Starting point is 00:07:11 So here's the thing that I really wanted to say about this and that I think is notable. We have a phrase that we say pretty frequently on the breakdown, which is, watch what they do, not what they say. And the point of that phrase is that very often you'll see people who are publicly ragging on crypto or saying they're skeptical of Bitcoin, but at the same time allocating to this asset class. And money talks and bullshit walks to use another famous American phrase. This is interesting because it's actually a listen to what they say and how they're saying it, and maybe let it give color to some of the other things that they're saying. for as much as these people in positions of traditional financial power have brought up questions
Starting point is 00:07:49 about the importance or viability or necessity or use cases or lack of use cases of cryptocurrencies and digital assets, one of their most vaunted institutions has one of their main representatives out on the conference junket telling central banks to hurry up, to move, to get in this game.

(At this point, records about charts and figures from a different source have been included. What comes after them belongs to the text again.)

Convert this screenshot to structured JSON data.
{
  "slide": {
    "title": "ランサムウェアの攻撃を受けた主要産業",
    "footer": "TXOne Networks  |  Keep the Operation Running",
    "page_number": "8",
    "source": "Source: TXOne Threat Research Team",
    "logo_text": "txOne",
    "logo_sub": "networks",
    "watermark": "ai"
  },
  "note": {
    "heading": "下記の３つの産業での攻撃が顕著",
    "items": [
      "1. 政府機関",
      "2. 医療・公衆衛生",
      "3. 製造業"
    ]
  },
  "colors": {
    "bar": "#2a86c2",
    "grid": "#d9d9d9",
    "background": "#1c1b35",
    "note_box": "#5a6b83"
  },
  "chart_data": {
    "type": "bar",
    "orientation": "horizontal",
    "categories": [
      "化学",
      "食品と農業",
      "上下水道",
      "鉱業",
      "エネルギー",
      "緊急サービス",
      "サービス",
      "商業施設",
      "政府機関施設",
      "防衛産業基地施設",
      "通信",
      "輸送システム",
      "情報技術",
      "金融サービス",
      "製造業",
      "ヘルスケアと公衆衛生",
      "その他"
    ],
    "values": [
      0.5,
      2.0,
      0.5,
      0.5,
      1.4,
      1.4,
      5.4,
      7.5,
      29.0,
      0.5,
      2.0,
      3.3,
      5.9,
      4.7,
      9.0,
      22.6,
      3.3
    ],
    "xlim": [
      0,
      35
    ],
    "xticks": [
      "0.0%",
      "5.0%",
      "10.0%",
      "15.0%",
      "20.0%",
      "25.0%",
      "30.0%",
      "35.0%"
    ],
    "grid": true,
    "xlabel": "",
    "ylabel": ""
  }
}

The reality is that if you've used the traditional financial system and that, the process the weighting of dozens of financial intermediaries for seemingly small transactions, things that should be easy based on the technology we have. Even something as simple as payroll, or getting paid for a contract. And then you've also used the crypto system, there's no competing. Now, there are plenty who would say there are good reasons why there are intermediaries who create
Starting point is 00:08:32 stoppers and problems and friction in the system. Friction in the system exists to protect people. And that's fine. That's an argument to be made to discuss. But it feels pretty clear that there is too much friction, and that crypto is abstracting that friction away enormously quickly, and forcing many of these central bankers backs against the wall. They simply have to update and evolve. The thing with CBDCs is the same as it's always been. The devil will be in the details, how they are implemented, to what extent they preserve privacy truly versus become just another tool for the expansion of state power. So for me, this wasn't about a shared recommendation of CBDCs or anything like that. It's about getting a sense about where the world's
Starting point is 00:09:12 central bankers think this is headed and it's very clear. If it wasn't clear already, CBDCs are on the menu and they're starting to rush the chefs. Anyways, guys, hope you're having a great weekend. I appreciate you listening and until tomorrow, be safe and take care of each other. Peace.